Über die Künstlerin
Januszeichen und Transformation in der Malerei von Marie Carolin Knoth
Nirgends sieht man derzeit eine engere Verflechtung von Malerei und Druckgrafik, als bei Marie Carolin Knoth. Ernsthaft, zugleich liebevoll und heiter verfolgt Knoth die Entwicklung ihrer Gemälde. Entwicklung deshalb, weil sie im Entstehen ein starkes Eigenleben entwickeln. Ihre Bilder schöpfen aus reichen Quellen, historisch, technisch, seelisch. In technischer Hinsicht kann Knoth auf ihre intensive Erfahrung und geradezu wissenschaftliche Experimentierarbeit mit dem anspruchsvollen Clichée Verre zurückgreifen. Auch als Glasklischeedruck bezeichnet war diese grafische Technik aus dem frühen 19. Jahrhundert lange in Vergessenheit geraten.

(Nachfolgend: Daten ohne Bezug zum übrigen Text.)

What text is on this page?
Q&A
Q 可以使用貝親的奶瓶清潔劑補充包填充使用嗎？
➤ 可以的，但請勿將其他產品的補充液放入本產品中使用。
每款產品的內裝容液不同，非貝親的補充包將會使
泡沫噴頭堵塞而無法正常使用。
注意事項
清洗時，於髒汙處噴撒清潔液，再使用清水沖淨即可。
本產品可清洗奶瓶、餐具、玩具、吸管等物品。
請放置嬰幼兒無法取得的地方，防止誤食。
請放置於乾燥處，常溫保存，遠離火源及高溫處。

Spürbar ist der Entwicklungs- und Transformationsprozess bei Knoth aber auch immer in den formalen Mitteln, für die sie sich in ihrer Malerei entscheidet. Spielerisch leicht und anmutig verbindet sie die beiden scheinbaren Gegensätze von Abstraktion und Gegenständlichkeit miteinander, setzt sie dabei in ein sowohl spannendes als auch harmonisches Verhältnis, von dem beide Aspekte profitieren. Energetisch schwingen die verschiedenen Ebenen in ihren Bildern, sodass nicht einmal das süße Kindchenschema in einem Bild wie Irrlicht oder Blaue Stunde (beide 2015) süßlich wirkt, denn es bekommt den starken Ausgleich durch eine bisweilen raue malerische Umsetzung, grobe Pinselstriche, eine alles andere als glatte Bearbeitung, Drippings und andere Zufälligkeiten. Genau diese Widersprüchlichkeiten machen Knoths Gemälde zu einer Augenweide: Themen voller Zärtlichkeit, auch Mütterlichkeit; von Szenen, in denen die ganze Liebe von Marie Carolin Knoth zu grundlegenden menschlichen Erfahrungen und zur Natur empfunden werden kann. Bei Knoth ist es, als hätten das Action Painting von Jackson Pollock, die klassische Ästhetik der Fotografie des 19. Jahrhunderts mit den zärtlichen Bildern einer Berthe Morisot oder Mary Cassatt eine Union geschlossen. Gegensätze, die sich vermeintlich ausschließen. Januszeichen. Genau diese Ambivalenz, der Zusammenklang und die quasi harmonische Verbindung der Gegensätzen ist es, was Knoth in ihrer Malerei aktuell besonders interessiert, fasziniert und antreibt. Eine symbiotische Verschmelzung sucht der Betrachter hingegen vergeblich: Die einzelnen Bestandteile sind im Ganzen noch eindeutig nachvollziehbar und immer wieder deutlich von einander abgegrenzt.
In der Rückschau erschließt sich die Entwicklung von Knoths Malerei wie ein stringent aufgebautes Drehbuch, in dem sich die Spannung zunehmend verdichtet, Themen sich zuspitzen und an Relevanz gewinnen – ohne dass die Künstlerin das so hätte voraussehen können. Während für Marie Carolin Knoth in der prägenden Zeit des Malereidiploms an der Hochschule für Grafik und Buchkunst in Leipzig das Thema von Netzen, von Vernetztheit und Wasser ganz im Zentrum ihrer Aufmerksamkeit stand, hat sie sich in der darauf folgenden Zeit als Meisterschülerin von Neo Rauch dem Thema Aufbruch und Wandlung verschrieben. Besonders wichtig ist für Knoth der Begriff der Initiation als Übergang von einer Phase in die nächste, als Transformation und Metamorphose. Ein Kernpunkt der Initiation besteht für sie in der Feuerprüfung: Durch das Feuer gehen und nicht zu verbrennen. Das Januszeichen steht auch für das Davor und Danach der Initiation.